Источник:
Белов Г. Флаг актёра / Г. Белов // Театральная жизнь – 1965. – № 21. – С. 8-10.
Сейчас много говорят о современности в искусстве, о современном театре, о современном актере. Когда о художнике хотят похвально отозваться, слышишь: он современен.
В чем же проявляется это драгоценное качество? В теме произведения, в исполнительской манере, в принципах постановки?
Человеческая жизнь – современная ли это тема? Любая ли жизнь представляет интерес для искусства? А если да, то почему? Если нет, опять почему? О чем рассказывать театру, какими средствами, ради какой цели? Над этим каждый раз необходимо снова и снова задумываться.
Спектакль, как и человек, в своей жизни должен пройти три «действительности»: из прошлого – в настоящее, от настоящего – к будущему.
Вот это будущее и есть то главное, что необходимо усмотреть в пьесе, которую мы ставим. Перелистайте Чехова, и вы увидите, что драгоценная вера в будущее есть в любой его пьесе: «Дяде Ване» и «Трех сестрах», в «Вишневом саде», в «Чайке».
Средства выразительности нужно искать такие, которые рождались бы необходимостью, а не произволом художника, чтобы было ясно – куда человек идет в жизни, чего ищет, о чем думает. Театр призван будить новые мысли, новые желания, новые движения человеческой души.

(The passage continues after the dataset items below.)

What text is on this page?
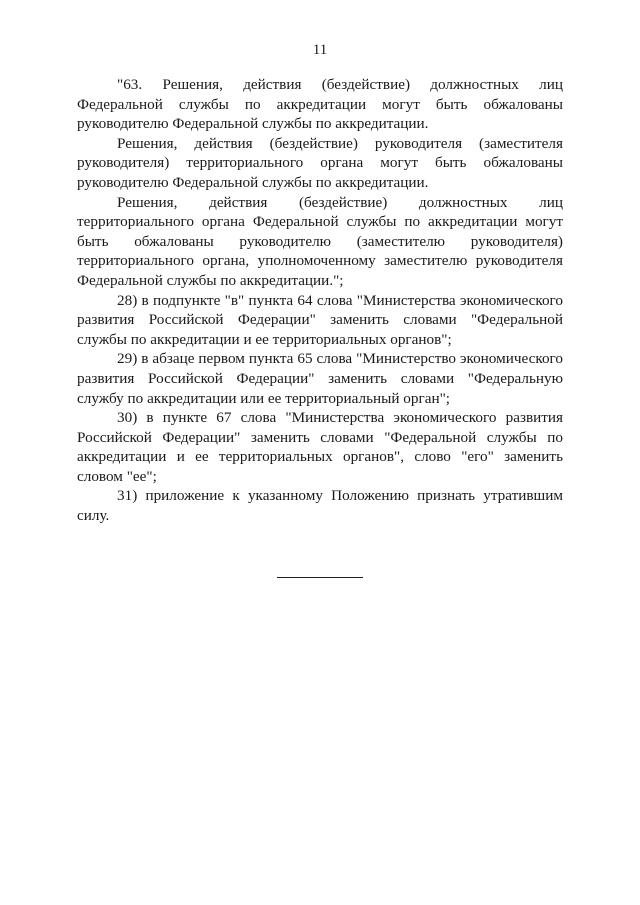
11

"63. Решения, действия (бездействие) должностных лиц Федеральной службы по аккредитации могут быть обжалованы руководителю Федеральной службы по аккредитации.

Решения, действия (бездействие) руководителя (заместителя руководителя) территориального органа могут быть обжалованы руководителю Федеральной службы по аккредитации.

Решения, действия (бездействие) должностных лиц территориального органа Федеральной службы по аккредитации могут быть обжалованы руководителю (заместителю руководителя) территориального органа, уполномоченному заместителю руководителя Федеральной службы по аккредитации.";

28) в подпункте "в" пункта 64 слова "Министерства экономического развития Российской Федерации" заменить словами "Федеральной службы по аккредитации и ее территориальных органов";

29) в абзаце первом пункта 65 слова "Министерство экономического развития Российской Федерации" заменить словами "Федеральную службу по аккредитации или ее территориальный орган";

30) в пункте 67 слова "Министерства экономического развития Российской Федерации" заменить словами "Федеральной службы по аккредитации и ее территориальных органов", слово "его" заменить словом "ее";

31) приложение к указанному Положению признать утратившим силу.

Недавно я слышал такое определение современности: максимум мысли и минимум выразительности. Под «минимумом» теоретик подразумевал сдержанность, требование которой он не ограничивал определенным жанром, стилевыми особенностями произведения. Это, безусловно, крайность. Ведь нам приходится иметь дело с разными характерами, с разными авторами. Ярославский театр имени Ф. Г. Волкова поставил к двадцатилетию победы над фашизмом героическую драму И. Назарова «Панфиловцы». Русский, советский характер с его непоколебимой верой в победу, с его моральной силой, беспримерной стойкостью и отвагой лег в основу наших «Панфиловцев». На мой взгляд, такой характер современен.
А попробуйте-ка «Панфиловцев» сыграть без эмоций, под сурдинку! Наше поколение пережило войну. Разве люди шли в наступление сдержанно, без эмоций?..
Гармония мысли и эмоций – вот что увлекает, зовет людей.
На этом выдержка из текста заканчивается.